Your loved one may also become bloated and swollen because they are not getting rid of the liquid in their body by normal processes of producing waste or sweating

Their saliva may pool in their throat, changing their breathing and making it sound noisy, because it is harder for them to swallow or cough it away. Their breath will change between fast and shallow, and slow and deep. The noise this makes can feel distressing for you as the family caregiver but it isn’t distressing to your loved one because they are not struggling to clear their throat and won’t be aware of it.

Will there be further changes?

Some act in ways that are out of character, and appear agitated or restless. They may need some medication to help settle this symptom down, although their behaviour may not be a true reflection of how they feel. If their liver is failing, the skin will become yellow with jaundice.

So yes, your loved one may continue to change and, towards the very end, their breathing may stop for a while, start again, and then, very gently, slow down and stop.

Is there more I can be doing to care for them?

Your loved one may receive pain-managing drugs. You can check that the devices to administer pain medication is still working – our team will be able to show you how to do this. The aim is to provide comfort during this closing down process, and to make your loved one’s death as good as it can be, for them and for all of you.

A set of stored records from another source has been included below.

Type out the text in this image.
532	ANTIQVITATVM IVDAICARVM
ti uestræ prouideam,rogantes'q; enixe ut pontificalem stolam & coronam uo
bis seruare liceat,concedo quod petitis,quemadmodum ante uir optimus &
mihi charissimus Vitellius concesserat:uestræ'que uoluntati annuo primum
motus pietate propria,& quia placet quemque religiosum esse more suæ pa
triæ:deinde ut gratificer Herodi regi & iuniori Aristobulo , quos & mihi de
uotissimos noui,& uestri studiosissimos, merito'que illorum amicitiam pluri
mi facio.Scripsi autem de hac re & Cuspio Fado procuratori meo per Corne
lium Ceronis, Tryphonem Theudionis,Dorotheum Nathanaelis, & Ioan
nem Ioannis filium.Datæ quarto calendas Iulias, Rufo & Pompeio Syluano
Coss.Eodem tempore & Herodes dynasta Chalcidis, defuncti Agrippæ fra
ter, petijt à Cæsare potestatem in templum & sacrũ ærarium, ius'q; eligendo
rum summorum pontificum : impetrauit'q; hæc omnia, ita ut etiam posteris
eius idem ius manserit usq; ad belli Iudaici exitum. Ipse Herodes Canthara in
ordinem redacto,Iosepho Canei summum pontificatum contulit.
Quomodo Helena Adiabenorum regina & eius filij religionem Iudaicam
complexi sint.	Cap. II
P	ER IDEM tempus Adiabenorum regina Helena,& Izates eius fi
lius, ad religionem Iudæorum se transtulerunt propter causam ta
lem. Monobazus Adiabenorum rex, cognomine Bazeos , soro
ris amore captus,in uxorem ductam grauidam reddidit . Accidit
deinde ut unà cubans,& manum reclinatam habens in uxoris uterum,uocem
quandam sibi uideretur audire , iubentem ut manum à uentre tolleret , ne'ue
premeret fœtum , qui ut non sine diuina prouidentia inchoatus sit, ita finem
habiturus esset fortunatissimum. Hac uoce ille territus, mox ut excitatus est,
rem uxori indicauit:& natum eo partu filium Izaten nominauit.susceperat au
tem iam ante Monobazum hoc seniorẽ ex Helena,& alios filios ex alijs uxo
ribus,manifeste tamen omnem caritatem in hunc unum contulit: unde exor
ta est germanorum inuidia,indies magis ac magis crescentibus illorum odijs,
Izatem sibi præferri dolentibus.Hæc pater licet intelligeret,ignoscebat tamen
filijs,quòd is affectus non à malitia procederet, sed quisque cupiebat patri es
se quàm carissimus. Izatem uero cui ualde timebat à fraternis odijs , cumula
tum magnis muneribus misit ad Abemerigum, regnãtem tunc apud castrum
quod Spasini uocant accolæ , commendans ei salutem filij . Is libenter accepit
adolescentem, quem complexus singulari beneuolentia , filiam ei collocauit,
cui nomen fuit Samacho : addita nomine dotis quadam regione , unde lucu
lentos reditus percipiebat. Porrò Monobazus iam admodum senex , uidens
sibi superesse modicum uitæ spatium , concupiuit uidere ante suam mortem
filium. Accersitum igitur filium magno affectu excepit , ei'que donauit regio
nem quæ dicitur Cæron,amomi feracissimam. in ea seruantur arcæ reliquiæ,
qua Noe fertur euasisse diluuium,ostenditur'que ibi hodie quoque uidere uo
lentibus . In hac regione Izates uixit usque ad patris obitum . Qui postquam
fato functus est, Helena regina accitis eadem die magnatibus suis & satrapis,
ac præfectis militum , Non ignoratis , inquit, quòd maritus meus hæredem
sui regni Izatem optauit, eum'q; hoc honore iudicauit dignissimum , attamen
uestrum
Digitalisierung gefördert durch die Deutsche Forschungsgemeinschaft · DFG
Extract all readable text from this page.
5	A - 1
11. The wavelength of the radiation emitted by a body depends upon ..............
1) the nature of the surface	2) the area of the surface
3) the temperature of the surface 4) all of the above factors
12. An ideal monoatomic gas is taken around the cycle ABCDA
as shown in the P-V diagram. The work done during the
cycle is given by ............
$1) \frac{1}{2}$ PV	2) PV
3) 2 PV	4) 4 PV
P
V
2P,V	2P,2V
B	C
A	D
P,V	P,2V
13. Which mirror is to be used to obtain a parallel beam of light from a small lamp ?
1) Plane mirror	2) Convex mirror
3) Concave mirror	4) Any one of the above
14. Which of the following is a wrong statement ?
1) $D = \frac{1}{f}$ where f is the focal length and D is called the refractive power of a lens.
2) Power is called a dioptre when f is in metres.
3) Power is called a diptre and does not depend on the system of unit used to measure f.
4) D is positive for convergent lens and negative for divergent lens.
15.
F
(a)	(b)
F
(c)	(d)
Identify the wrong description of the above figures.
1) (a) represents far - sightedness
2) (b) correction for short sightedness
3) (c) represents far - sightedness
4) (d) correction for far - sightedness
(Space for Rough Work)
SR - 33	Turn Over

The key message is, ‘Your way’. You know what was normal in their home – quiet or noisy – so carry on as you would if you were caring for them at home.

Hearing is one of the last senses to go; even though your loved one may be unconscious and appear to be in deep sleep, it is likely that they will be able to hear, so, if it eases you and them, you can talk about anything; about memories; how much they mean to you; how much you love them … or anything that feels right to you and may bring them comfort.

You are best placed to know the kind of things that bring your loved one comfort – playing music, being sung to, sharing poetry, holding hands or spiritual matters. It boils down to doing and saying whatever, looking back after their death, you’ll be pleased that you did and said.

“I want to be there when they die”

That is completely understandable and is a key part of the way many of us look at end of life care – that when someone is dying of a terminal disease, they have the company and care of family and friends. But it happens that sometimes the loved one will die when everyone is out of the room. In that situation, family caregivers can feel hurt or that, by missing the moment, feel they have let their loved one down

It’s impossible to know why people die at the precise moment they do and it is likely that they have little control over those final moments. Sometimes, it may seem as though, somehow your loved one chooses a special anniversary or hangs on until a relative arrives at the bedside. We don’t know how this works – perhaps it is a case of ‘mind over matter’.

There’s no need to feel guilty if you miss your loved one’s death. You can leave the room to give your loved one space and yourself a break. It may bring you comfort to say goodbye each time you leave the room, but this like many other aspects; is a matter of personal preference.

And if they die while I’m with them…I don’t know what I’ll do

It’s very personal and our advice is to do what feels right for you. That might mean giving your loved one a hug, holding their hand, speaking to them, or saying a prayer. Formalities can come later and we don’t think it’s necessary to rush. Many family caregivers choose to be alone and still with each other and their loved one during this very precious time

You may prefer to go outside or to another room – to occupy your own space for a while. The choices you make should be about what feels right to you in the moment.